Eu sabia que Robert Plant era simpático, após ler uma reportagem da BBC em que o jornalista contava que foi até ele, visitá-lo no campo inglês, e ele veio pessoalmente, de Land Rover, pegá-lo na estação de trem. Achei o máximo: imaginei-me jornalista, entrevistando o homem dos cachos loiros e daquela voz sensacional, que ele nunca poupou, tanto que chegou a perdê-la e ter que fazer uma cirurgia.
Mas Clarice, oh, Clarice foi aquela que nasceu para salvar a sua mãe, doente, mas não salvou: aquela filha de um judeu contador de histórias, no melhor estilo ídiche, que respondia as perguntas do entrevistador da maneira mais sincera e desconcertante possível.
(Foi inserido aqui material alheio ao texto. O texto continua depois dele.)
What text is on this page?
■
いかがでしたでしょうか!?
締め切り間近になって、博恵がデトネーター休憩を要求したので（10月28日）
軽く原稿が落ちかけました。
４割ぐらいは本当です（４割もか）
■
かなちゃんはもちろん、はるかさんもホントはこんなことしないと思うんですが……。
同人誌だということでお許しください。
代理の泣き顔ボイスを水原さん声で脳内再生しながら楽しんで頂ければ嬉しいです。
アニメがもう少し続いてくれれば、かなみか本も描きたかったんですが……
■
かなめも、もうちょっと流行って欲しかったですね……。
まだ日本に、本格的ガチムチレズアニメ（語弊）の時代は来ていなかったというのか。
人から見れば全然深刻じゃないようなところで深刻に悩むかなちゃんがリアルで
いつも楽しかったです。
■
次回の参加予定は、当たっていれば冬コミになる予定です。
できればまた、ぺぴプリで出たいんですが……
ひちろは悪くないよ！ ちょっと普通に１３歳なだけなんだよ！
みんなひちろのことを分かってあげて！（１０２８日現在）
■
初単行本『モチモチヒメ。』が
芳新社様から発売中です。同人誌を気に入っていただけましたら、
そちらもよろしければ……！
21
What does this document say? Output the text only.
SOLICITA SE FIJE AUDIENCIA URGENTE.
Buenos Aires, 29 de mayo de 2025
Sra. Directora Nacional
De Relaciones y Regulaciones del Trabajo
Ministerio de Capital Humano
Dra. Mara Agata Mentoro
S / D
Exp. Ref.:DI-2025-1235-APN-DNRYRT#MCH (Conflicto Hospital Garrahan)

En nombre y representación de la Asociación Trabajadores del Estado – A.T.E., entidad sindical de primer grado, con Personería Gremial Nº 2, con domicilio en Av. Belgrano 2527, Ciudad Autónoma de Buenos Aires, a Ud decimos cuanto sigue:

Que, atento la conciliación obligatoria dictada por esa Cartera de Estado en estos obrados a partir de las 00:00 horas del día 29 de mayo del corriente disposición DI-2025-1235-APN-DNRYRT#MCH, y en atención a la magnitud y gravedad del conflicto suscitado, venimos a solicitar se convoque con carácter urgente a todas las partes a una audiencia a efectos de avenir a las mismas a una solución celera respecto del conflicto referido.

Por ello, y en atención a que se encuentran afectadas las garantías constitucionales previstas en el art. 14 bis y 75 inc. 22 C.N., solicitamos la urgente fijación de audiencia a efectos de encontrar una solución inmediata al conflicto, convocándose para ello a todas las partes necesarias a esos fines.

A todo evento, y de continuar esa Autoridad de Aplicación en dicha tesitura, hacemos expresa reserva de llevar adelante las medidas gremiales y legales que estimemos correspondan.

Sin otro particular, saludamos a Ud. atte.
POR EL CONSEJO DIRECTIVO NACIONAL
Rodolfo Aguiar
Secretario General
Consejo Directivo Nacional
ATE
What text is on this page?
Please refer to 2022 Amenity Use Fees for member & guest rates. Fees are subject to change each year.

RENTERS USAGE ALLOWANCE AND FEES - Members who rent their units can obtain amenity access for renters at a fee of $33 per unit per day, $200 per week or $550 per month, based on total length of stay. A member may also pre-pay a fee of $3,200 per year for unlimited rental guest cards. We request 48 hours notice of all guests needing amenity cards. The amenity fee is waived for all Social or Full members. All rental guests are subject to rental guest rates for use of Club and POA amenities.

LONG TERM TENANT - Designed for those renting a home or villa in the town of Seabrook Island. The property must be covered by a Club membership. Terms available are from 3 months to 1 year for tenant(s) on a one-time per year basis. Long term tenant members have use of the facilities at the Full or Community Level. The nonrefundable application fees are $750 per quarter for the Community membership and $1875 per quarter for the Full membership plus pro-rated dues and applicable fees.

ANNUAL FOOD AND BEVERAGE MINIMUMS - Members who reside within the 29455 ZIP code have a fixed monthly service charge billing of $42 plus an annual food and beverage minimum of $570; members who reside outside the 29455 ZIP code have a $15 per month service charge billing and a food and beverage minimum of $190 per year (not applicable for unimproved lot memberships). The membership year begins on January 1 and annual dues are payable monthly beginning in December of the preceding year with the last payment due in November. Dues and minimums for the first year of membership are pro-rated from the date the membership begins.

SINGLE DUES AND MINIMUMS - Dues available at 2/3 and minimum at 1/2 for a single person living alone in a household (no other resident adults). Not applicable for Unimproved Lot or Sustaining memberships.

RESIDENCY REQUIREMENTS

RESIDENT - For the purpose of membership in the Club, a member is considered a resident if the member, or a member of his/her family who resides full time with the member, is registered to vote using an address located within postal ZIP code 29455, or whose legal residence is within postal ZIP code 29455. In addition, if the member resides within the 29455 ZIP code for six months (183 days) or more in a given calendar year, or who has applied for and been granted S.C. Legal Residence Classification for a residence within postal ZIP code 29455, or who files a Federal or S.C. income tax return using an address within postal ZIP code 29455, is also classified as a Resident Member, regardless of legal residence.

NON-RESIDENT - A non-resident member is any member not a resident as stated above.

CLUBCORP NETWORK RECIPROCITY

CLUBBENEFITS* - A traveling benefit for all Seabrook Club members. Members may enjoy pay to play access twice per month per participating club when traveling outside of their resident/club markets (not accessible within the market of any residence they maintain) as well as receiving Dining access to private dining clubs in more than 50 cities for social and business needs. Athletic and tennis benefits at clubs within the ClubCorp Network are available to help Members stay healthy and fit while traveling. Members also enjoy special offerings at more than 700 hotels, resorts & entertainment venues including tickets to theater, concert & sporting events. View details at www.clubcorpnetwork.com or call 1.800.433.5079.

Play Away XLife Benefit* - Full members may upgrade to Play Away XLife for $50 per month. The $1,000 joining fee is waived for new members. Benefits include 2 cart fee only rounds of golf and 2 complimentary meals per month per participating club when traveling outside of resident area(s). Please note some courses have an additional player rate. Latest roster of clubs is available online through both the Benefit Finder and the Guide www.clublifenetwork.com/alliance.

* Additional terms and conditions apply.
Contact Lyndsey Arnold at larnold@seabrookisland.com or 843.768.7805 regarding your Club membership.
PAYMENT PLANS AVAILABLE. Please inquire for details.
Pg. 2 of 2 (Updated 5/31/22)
E ela não deixava de dizer que não tinha sotaque, mas sim a língua “presa”: que poderia ser operada, mas seria muito doloroso, e por isso ela não operava.
Robert Plant deixou o Led Zepellin e foi o fim dessa banda. Todos diziam que o cantor loiro estaria acabado sem o fabuloso som da guitarra de seu eterno parceiro, Jimmy Page. No entanto, ele saiu, fundou uma outra banda e criou um dos sucessos românticos mais melosos do universo, daqueles de pingar mel – Sea of Love – que muita gente não sabe que é cantada por esse roqueiro durão de ar selvagem, que ganhou mais uma pequena fortuna com essa música. E ele prosseguiu em diversos discos, alguns bons, outros nem tanto, mas nos últimos anos tem sido bastante feliz.
E assim Clarice nos contou de sua vida um tanto solitária, fazendo uma última oração para que quando chegasse a sua hora final não lhe faltasse, ao menos, uma mão humana. Minha filha e eu nos entreolhamos mais uma vez, emocionadas, um pouco eufóricas, com vontade chorar, sem fôlego: faltara-nos dinheiro para ir ao show de Plant, caríssimo. Mas sentíamos como se tivéssemos estado presentes, pelo menos um pouco presentes, na vibração, no ritmo profundo, que fizera tremer o velho teatro.
Farwell, Robert Plant. Até um dia.
*Claudia Lopes Borio é roqueira, decididamente, E escritora em Curitiba.